The two worlds often intersect, and not just in Danielle’s playlist for the book. Pregaming Grief frequently ponders what it means to be a writer. Do we write in search of solutions? Attempts at revenge? When one ex warns Danielle not to lose her mind for a three-thousand-dollar book advance, she retorts, “Why not? I do it every day for free.” I’m most fascinated when Danielle concludes that she became a writer because it was the art form that offered the greatest amount of immediate gratification.
“Everyone is a writer, but most people suck,” she says, twisting a plastic straw in her mouth.
I can tell she wants a cigarette, another moment of instant pleasure at her fingertips. Our on-the-record is coming to an end.
Pregaming Grief concludes with something of a cliff hanger, Danielle returning to one of her toxic relationships. That’s not the full story. “I had written a whole section about what happens after the current ending, like 10,000 more words, but I knew Elizabeth wouldn’t let me throw it in,” she says. “She really liked the original. With on and off relationships, you never really know when it’s over.”
Given that Danielle is already working on a sequel, readers will likely get to know everything in due course. For now, though, she’s focused on what it will feel like for Pregaming Grief to be out in the world. “I’m excited to hold it in my own hands,” she says, beaming. “I’m excited for it to be a physical object.” She’s also staying grateful for the little things. “Whenever I feel bad about something lately, I think, ‘At least I haven’t hit someone with my car,’ and it makes me so happy.”
“Have you come close?” I ask.
“That’s not important.
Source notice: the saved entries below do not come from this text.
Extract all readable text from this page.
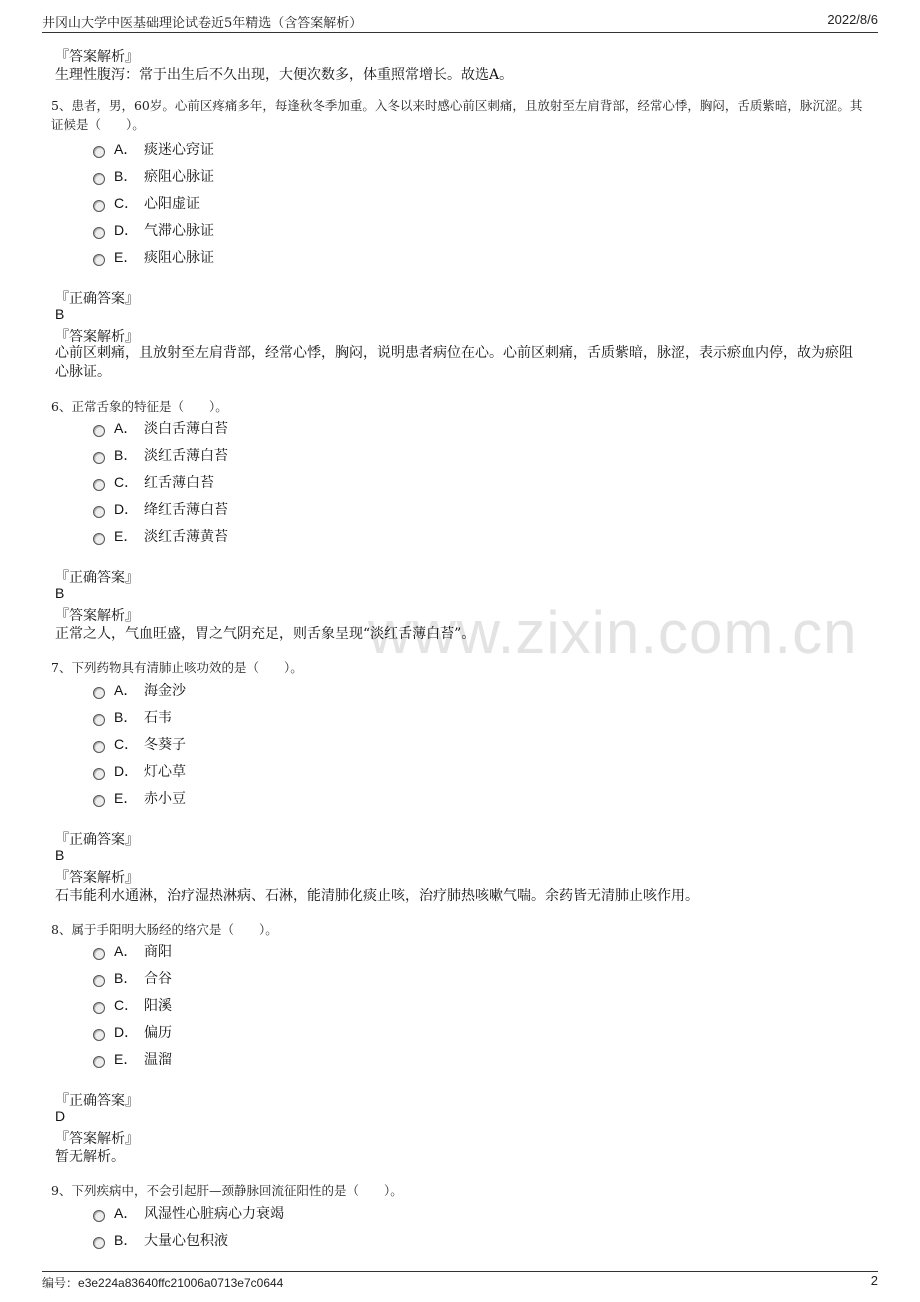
井冈山大学中医基础理论试卷近5年精选（含答案解析）	2022/8/6
www.zixin.com.cn
『答案解析』
生理性腹泻：常于出生后不久出现，大便次数多，体重照常增长。故选A。
5、患者，男，60岁。心前区疼痛多年，每逢秋冬季加重。入冬以来时感心前区刺痛，且放射至左肩背部，经常心悸，胸闷，舌质紫暗，脉沉涩。其证候是（　　）。
A． 痰迷心窍证
B． 瘀阻心脉证
C． 心阳虚证
D． 气滞心脉证
E． 痰阻心脉证
『正确答案』
B
『答案解析』
心前区刺痛，且放射至左肩背部，经常心悸，胸闷，说明患者病位在心。心前区刺痛，舌质紫暗，脉涩，表示瘀血内停，故为瘀阻心脉证。
6、正常舌象的特征是（　　）。
A． 淡白舌薄白苔
B． 淡红舌薄白苔
C． 红舌薄白苔
D． 绛红舌薄白苔
E． 淡红舌薄黄苔
『正确答案』
B
『答案解析』
正常之人，气血旺盛，胃之气阴充足，则舌象呈现“淡红舌薄白苔”。
7、下列药物具有清肺止咳功效的是（　　）。
A． 海金沙
B． 石韦
C． 冬葵子
D． 灯心草
E． 赤小豆
『正确答案』
B
『答案解析』
石韦能利水通淋，治疗湿热淋病、石淋，能清肺化痰止咳，治疗肺热咳嗽气喘。余药皆无清肺止咳作用。
8、属于手阳明大肠经的络穴是（　　）。
A． 商阳
B． 合谷
C． 阳溪
D． 偏历
E． 温溜
『正确答案』
D
『答案解析』
暂无解析。
9、下列疾病中，不会引起肝—颈静脉回流征阳性的是（　　）。
A． 风湿性心脏病心力衰竭
B． 大量心包积液
编号：e3e224a83640ffc21006a0713e7c0644	2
Hitting other cars, that’s not so bad. But hitting a person? You can’t come back from that.”
Her impatient streak also has her trying to sell her next book: a deranged literary thriller novel about an epileptic girl who tries to communicate to fellow epileptic Ian Curtis from Joy Division through her seizures. It’s the book she wrote while considering working in publishing, and ultimately the book she wrote instead of dealing with the politics of the industry. All in all—from my position, working in publishing—I’d say it was probably the right move.
“I’m querying agents now,” she says. “I am fucking getting money for this shit. I don’t care.”
After this statement, the opening notes to “Love Will Tear Us Apart” begin to play over the bar’s speakers. Danielle and I look at each other, jaws dropped. Even Emo Princesses aren’t immune to a perfect, metaphorical moment. It’s hard not to smile, too, as she bops a little to the song, especially knowing she’s going to turn the coincidence into content when she tweets about it later.
“Holy shit. I just summoned that,” she beams. “I’m so getting my $300,000.”